Etienne Daho – En France, il est surtout reconnu pour son théâtre, alors qu’à l’étranger son œuvre poétique dont fait partie Le Condamné à mort a toujours eu plus d’écho.
Comment avez-vous travaillé votre interprétation à deux voix ?
Etienne Daho – C’est un texte que je connais depuis tellement longtemps qu’il a eu le temps d’infuser en moi. Je n’aurais pu le faire avec quelqu’un d’autre que Jeanne. C’était la seule personne qui pouvait tenir ce rôle, qui est celui de Genet lui-même. On a beaucoup travaillé sur le texte en déterminant les parties de chacun. Au départ il n’était pas arrêté que ce serait moi au chant et Jeanne pour les parties parlées, mais ça s’est très vite configuré ainsi.
Comment va se présenter la transposition sur scène ?

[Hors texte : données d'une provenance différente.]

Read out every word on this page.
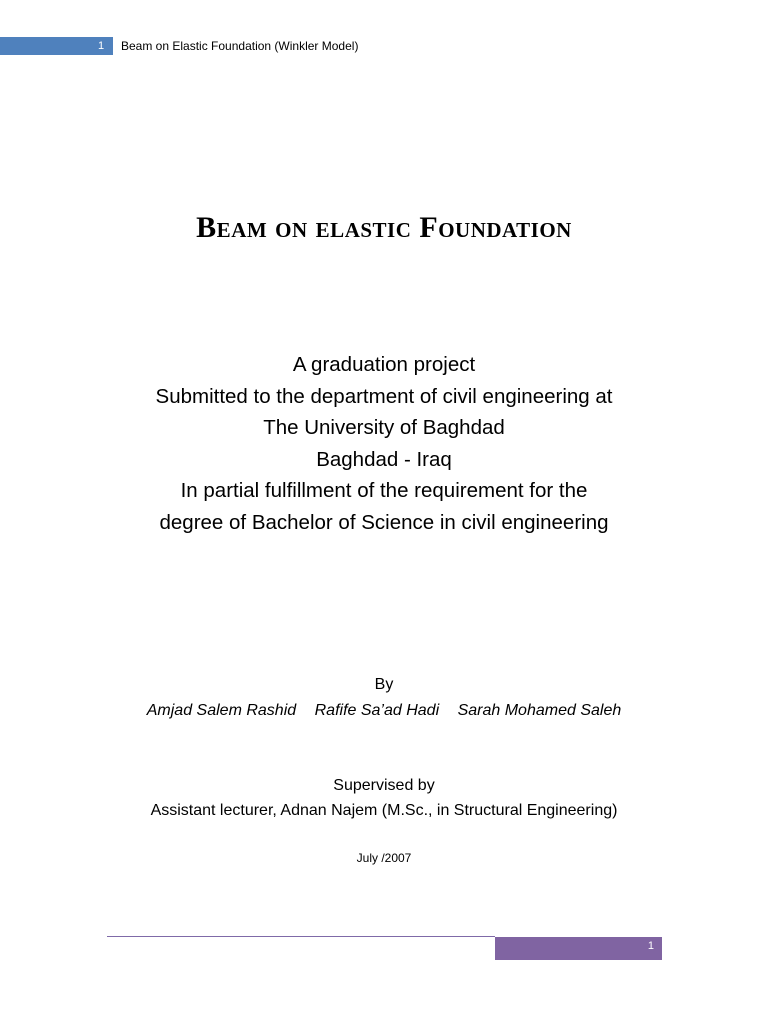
1	Beam on Elastic Foundation (Winkler Model)
Beam on elastic Foundation
A graduation project
Submitted to the department of civil engineering at
The University of Baghdad
Baghdad - Iraq
In partial fulfillment of the requirement for the
degree of Bachelor of Science in civil engineering
By
Amjad Salem Rashid Rafife Sa’ad Hadi Sarah Mohamed Saleh
Supervised by
Assistant lecturer, Adnan Najem (M.Sc., in Structural Engineering)
July /2007
1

Jeanne Moreau – On a choisi de compléter le texte, qui est assez court, par des lectures du livre de Sartre, Saint Genet, comédien et martyr, qui est admirable et très éclairant sur son parcours. Jean Genet dira d’ailleurs que Sartre l’a “dévoilé”, il n’a ensuite plus écrit de poèmes.
Etienne Daho – C’est Jeanne qui a eu cette idée d’en faire un spectacle dans le prolongement du disque, pour moi c’est un véritable cadeau. On va faire exactement ce qu’on a enregistré, avec les mêmes cinq musiciens que sur le disque. On reste totalement au service de ce texte magnifique, si bien que l’on fait très attention de ne pas le pervertir en ajoutant des choses superflues.
Le Condamné à mort (Radical Pop/Naïve).